One easy solution is to create directory called wine on your ssd and then create symbolic link into the wine folder with the ln -s
command.
So how do symbolic links actually work ?
I am guessing this will so direct wineprefix to the SSD drive as well ?
I printed out the guide done by @keybreak Linux gaming [Guide]
21 pages 0-o but tbh the other guides I see online are so confusing and contradictory as you have the C drive…then wineprefix then someone says there the same… I don’t want to break anything more XD
@Auron111, on top of that ntfs comes from windows and there are some forbidden characters like *"?<>
and filenames like CON
PRT
. Linux has only one forbidden character /
.
edit: forbidden means they cannot be user in the name of the file or folder.
I don’t remember exactly how the paths are but for example lets say your ssd is mounted at /ssd
and the wine path is ~/.wine/C_Drive
You can do this:
mkdir /ssd/wine
ln -s /ssd/wine ~/.wine/C_Drive/ssd
Once you do that anything you put in ~/.wine/C_Drive/ssd
will really be stored on your SSD.
Basically, the same directory can be connected in the filesystem in more than one place.

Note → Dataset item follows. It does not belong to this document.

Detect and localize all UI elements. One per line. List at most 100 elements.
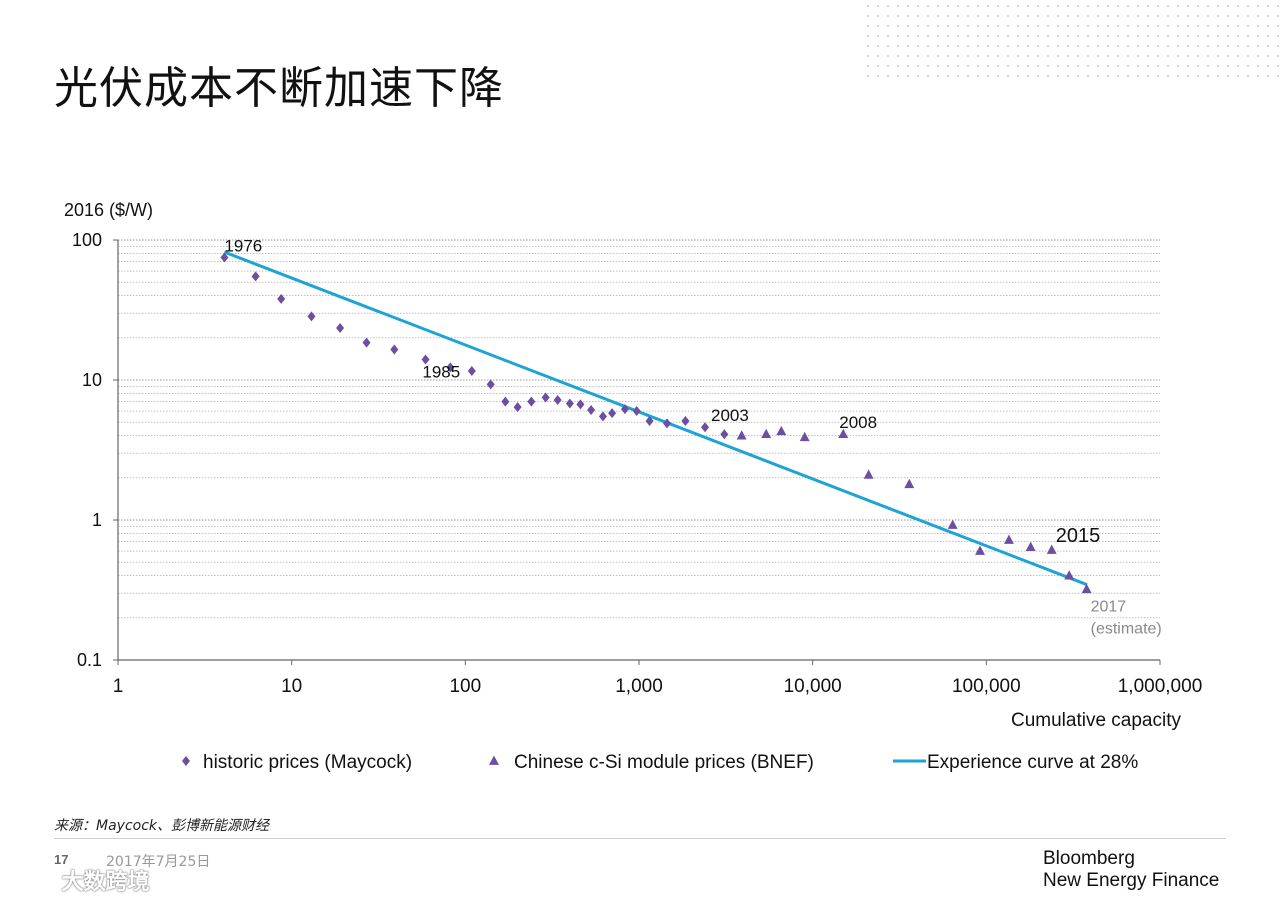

I would say it is not exactly like that. Wine creates a directory ~/.wine
. Not a drive. Linux does not operate with the concept of drives like windows (c:, d:, …).
Under this directory you can find all configs for that one wine prefix and additional libraries.
You can specify a different path for wine with WINEPREFIX
shell variable - e.g. WINEPREFIX=/ssd winecfg
will create a new wine structure in /ssd
directory. If you do it you will have to always define WINEPREFIX like when running any wine software - e.g. WINEPREFIX=/ssd wine virus.exe
. Or put export WINEPREFIX=/ssd
in your .bashrc if you use only one prefix.
This is very handy if you have multiple instances of wine each for a different software (32 vs 64-bit, different directx, different dlls).
Since linux works with directories and not drives you do not have to install software in the ~/.wine/drive_c
but you can chose a totaly different location - e.g. /ssd/games/
. Usually root /
is listed under wine as drive z:
if you are looking at the paths directly from running windows application (so z:/ssd/games
). But you can run anything like WINEPREFIX=/ssd/games/.wine wine /ssd/games/not_in_wine/virus.exe
.
It is just more practical to have everything installed under wine’s ~/.wine
(or other WINEPREFIX) when you need to do a cleanup.
Also for a security reason I usually disable drive z:
. I do not want windows software access any file outside its dedicated ~/.wine
directory (probably a weak security attempt but why tempt the fate ).
Did I make it confusing enough?
@vlkon Very confusing
Since I will be using Lutris to install my games, it installs a new wineprefix (I think) for each game I install in /home/[user]/Games/ …can’t I just change an option in Lutris to install them in my SSD to ?
What you say makes sense. I’m just finding this out using wine (play on linux variant). Drives and Directories can be confusing, it had me going for a while! I think I’ve got them sussed now and things are working together. I prefer the Unix way of things, it makes more sense to me but now I have Photoshop as well as Gimp so I am happy with both. Don’t get me started on one vs the other, they are both good.